Am 31. März hatte Selenski den Leiter des SBU in der Region Cherson, Serhiy Kryvoruchko, entlassen und ihm den Generalstitel aberkannt. „Derzeit habe ich nicht die Zeit, mich mit all den Verrätern abzugeben“, zitiert das Portal liga.net den Präsidenten. Und weiter: „Aber mit der Zeit werden alle bestraft werden.“
651 Strafverfahren wegen Staatsverrats
Nach Angaben von Selenski wurden inzwischen 651 Strafverfahren wegen Staatsverrats und Zusammenarbeit mit dem Feind eingeleitet. Die Verfahren laufen demnach unter anderem gegen Mitarbeiter der Staatsanwaltschaft, der Ermittlungsbehörden und anderer Strafverfolgungsbehörden.
Weniger eindeutig sind die Beweggründe Selenskis für die Suspendierung von Generalstaatsanwältin Wenediktowa. Die Zeitung Ukrajinska Prawda will von einem „angespannten Verhältnis zum Präsidenten“ erfahren haben. Im Umfeld von Selenski, so die Ukrajinska Prawda, sei man unzufrieden mit der Öffentlichkeitsarbeit der Generalstaatsanwältin gewesen. Kritisiert worden sei auch ihre Entscheidung, die Verfahren gegen russische Kriegsgefangene zu beschleunigen. Dadurch hätte sie ukrainische Kriegsgefangene in Russland und auch geplante Gefangenenaustauschaktionen gefährdet.
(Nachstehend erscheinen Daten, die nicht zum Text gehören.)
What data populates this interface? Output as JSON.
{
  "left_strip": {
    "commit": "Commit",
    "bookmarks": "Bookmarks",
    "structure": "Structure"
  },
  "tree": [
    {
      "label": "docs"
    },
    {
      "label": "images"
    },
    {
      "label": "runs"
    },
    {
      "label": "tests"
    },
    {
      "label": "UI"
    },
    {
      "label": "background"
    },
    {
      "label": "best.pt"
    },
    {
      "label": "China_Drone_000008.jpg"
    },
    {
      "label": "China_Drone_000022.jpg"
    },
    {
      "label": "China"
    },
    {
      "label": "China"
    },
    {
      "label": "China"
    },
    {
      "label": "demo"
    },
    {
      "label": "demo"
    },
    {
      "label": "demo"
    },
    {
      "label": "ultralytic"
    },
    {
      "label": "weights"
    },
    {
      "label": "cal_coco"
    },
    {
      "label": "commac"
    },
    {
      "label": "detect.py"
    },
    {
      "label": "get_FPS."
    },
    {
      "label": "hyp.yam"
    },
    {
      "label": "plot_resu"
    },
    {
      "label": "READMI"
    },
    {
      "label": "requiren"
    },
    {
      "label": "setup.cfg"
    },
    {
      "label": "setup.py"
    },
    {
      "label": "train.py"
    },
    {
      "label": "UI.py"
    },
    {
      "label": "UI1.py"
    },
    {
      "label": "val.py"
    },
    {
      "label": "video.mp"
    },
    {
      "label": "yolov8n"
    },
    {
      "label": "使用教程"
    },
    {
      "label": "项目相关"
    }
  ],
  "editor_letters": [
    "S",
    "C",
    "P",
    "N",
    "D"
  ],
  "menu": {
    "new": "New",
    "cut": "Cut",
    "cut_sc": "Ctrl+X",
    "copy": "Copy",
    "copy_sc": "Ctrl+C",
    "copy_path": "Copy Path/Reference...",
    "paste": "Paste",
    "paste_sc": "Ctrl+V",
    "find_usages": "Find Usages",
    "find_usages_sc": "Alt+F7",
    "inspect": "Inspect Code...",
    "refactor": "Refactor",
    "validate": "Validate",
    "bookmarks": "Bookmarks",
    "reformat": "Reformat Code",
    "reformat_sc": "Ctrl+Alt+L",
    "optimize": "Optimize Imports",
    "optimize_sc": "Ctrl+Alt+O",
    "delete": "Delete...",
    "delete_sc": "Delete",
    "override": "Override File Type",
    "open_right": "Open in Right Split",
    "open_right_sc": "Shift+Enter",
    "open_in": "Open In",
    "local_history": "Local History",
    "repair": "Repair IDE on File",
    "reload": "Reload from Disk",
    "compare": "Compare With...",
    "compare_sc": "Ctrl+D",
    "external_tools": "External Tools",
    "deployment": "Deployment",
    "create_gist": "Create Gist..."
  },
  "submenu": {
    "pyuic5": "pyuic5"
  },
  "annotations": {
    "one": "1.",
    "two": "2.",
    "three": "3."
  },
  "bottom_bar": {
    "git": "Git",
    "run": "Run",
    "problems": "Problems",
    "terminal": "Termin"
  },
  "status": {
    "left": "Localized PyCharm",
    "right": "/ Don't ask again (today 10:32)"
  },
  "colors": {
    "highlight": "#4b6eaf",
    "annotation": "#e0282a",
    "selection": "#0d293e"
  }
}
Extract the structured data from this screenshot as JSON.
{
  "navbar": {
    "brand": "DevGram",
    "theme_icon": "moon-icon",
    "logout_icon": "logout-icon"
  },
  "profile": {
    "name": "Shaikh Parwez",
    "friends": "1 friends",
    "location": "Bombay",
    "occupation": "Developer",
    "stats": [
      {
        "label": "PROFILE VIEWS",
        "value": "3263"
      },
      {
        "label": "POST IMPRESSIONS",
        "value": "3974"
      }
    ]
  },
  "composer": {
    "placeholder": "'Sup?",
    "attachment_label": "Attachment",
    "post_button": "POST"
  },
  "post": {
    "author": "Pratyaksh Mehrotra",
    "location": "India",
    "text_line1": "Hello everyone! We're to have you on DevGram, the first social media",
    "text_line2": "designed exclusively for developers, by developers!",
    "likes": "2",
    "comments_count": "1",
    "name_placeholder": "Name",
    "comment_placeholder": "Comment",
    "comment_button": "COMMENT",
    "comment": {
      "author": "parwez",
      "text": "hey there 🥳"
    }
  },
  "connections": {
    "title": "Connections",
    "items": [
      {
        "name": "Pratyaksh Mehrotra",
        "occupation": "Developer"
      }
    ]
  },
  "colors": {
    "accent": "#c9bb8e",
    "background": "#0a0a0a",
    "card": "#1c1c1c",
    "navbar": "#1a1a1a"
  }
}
Das Portal liga.net schreibt, dass der Antrag der Generalstaatsanwaltschaft auf Haft für Ex-Präsident Petro Poroschenko im Dezember 2021 nicht von Wenediktowa, sondern ihrem Stellvertreter Oleksij Simonenko unterschrieben worden war. Und ausgerechnet Simonenko wurde nun, nach Wenediktowas Freistellung, zum geschäftsführenden Generalstaatsanwalt ernannt.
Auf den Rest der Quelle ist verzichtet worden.